Adapun riwayat oleh Imam Muslim dari Jabir bin Abdillah ra: Aku mendengar Rasulullah saw bersabda: “Apabila salah seorang di antara kalian terpesona oleh seorang wanita, dan merasuk di hatinya, maka hendaknya ia mendatangi istrinya dan menggaulinya, karena yang demikian itu bisa menghilangkan apa yang terbesit dalam hatinya (tadi)”[12], tidak dimaksudkan agar si laki-laki menggauli sang istri sambil membayangkan wanita yang dijumpainya, karena dipungkasan hadits tersebut dikatakan “karena yang demikian itu bisa menghilangkan apa yang terbesit dalam hatinya”, atau diriwayat At-Tirmidzi dikatakan “karena yang ada pada dirinya (istrinya) seperti apa yang ada pada dirinya (wanita yang dijumpainya).”[13] menandakan persetubuhan dengan istri berfungsi untuk mengalihkan perhatian/pikiran si laki-laki dari wanita yang dijumpainya agar tidak larut dalam fantasi yang diharamkan, tentu itu tidak dilakukan dengan membayangkan wanita tersebut saat berhubungan badan dengan sang istri.

2. Haramnya menceritakan adegan ranjang suami-istri kepada orang lain (baik berupa cerita, tulisan, rekaman suara, atau rekaman video).

Dari Abu Sa’id Al-Khudri, Rasulullah saw bersabda: “Sesungguhnya manusia yang paling jelek kedudukannya di sisi Allah pada hari kiamat ialah seseorang yang menyetubuhi istrinya dan istri bersetubuh dengan suaminya, kemudian suami menyebarkan rahasia istrinya.” (THR. Muslim)[14]

Maka haram pula mencari tahu tentangnya. Dengan sengaja melihat video porno, berarti sengaja mencari tahu adegan ranjang orang lain dengan pasangannya.

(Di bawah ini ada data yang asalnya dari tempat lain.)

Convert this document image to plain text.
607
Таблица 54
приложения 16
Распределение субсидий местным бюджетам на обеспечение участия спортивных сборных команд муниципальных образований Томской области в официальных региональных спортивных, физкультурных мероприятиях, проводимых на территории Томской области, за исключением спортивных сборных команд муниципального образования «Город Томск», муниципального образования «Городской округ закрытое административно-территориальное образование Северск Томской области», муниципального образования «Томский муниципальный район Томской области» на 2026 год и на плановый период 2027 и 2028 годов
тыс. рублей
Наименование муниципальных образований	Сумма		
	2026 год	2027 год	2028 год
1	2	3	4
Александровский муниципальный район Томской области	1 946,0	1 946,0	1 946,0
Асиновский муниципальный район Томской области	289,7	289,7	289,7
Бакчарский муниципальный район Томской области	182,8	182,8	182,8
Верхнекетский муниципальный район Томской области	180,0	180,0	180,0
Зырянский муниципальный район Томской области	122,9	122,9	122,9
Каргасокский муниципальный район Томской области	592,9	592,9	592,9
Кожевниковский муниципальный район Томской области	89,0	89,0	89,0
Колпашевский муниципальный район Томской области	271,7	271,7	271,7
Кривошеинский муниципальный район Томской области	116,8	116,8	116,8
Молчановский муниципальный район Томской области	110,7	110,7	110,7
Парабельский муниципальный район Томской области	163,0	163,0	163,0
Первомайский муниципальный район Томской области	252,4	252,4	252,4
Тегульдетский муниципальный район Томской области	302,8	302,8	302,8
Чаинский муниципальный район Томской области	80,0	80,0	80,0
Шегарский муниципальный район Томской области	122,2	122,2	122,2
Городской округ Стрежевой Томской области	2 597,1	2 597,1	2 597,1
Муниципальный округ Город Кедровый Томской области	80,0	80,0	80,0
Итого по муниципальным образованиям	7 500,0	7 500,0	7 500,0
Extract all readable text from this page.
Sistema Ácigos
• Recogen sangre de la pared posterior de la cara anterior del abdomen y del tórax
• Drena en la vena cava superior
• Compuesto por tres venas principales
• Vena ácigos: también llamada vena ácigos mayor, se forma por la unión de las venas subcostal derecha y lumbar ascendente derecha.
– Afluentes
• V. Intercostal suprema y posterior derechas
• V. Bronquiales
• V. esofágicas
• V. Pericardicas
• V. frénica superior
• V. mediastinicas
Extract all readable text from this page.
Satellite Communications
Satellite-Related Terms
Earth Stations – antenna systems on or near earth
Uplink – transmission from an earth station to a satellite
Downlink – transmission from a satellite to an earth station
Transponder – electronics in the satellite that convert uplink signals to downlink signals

Terlebih jika yang dilihat adalah adegan porno berupa perzinahan (pemerannya bukan suami-istri), maka mengambil manfaat darinya tergolong menyetujui atau ridha terhadap perilaku tersebut.

Kesimpulannya, melihat video porno adalah haram karena diduga kuat akan mengantarkan kepada keharaman, yaitu berupa mengetahui aib orang lain, khayalan mesum, mengetahui persetubuhan orang lain, dimana pasangan halal suami-istri saja tidak boleh menceritakannya. Dari Abu Hurairah ra, Rasulullah saw bersabda:
“Sesungguhnya wanita itu adalah diantara anak panah Iblis, maka barang siapa melihat seorang perempuan yang elok mempesona kemudian dia menundukkan pandangannya berharap ridha Allah swt, niscaya Allah swt membalasnya dengan kenikmatan dalam beribadah.”
 (THR. Ibn An-Najjar)[15]

Wallâhu A’lam wa Ahkam. [] 

---------------------------------------------------------------

[1] Ibn Katsir, Tafsîr Al-Qu’ân Al-‘Azhîm, vol VI, hlm 41

[2] Ahmad bin Hanbal, Musnad Ahmad bin Hanbal, vol V, hlm 4. Syu’aib Al-Arna’uth: sanadnya Hasan

[3] Abu Dawud, Sunan Abu Dâwud, vol XI, hlm 145. Al-Baihaqi, As-Sunan Al-Kubrâ, vol II, hlm 226. Hadits Mursal. Imam Taqyuddin An-Nabhani berkata: Hadits Mursal adalah Hujjah, bisa digunakan untuk berargumentasi. (Lihat Asy-Syakhshiyyah Al-Islâmiyyah, vol I, Bab Hadits Mursal)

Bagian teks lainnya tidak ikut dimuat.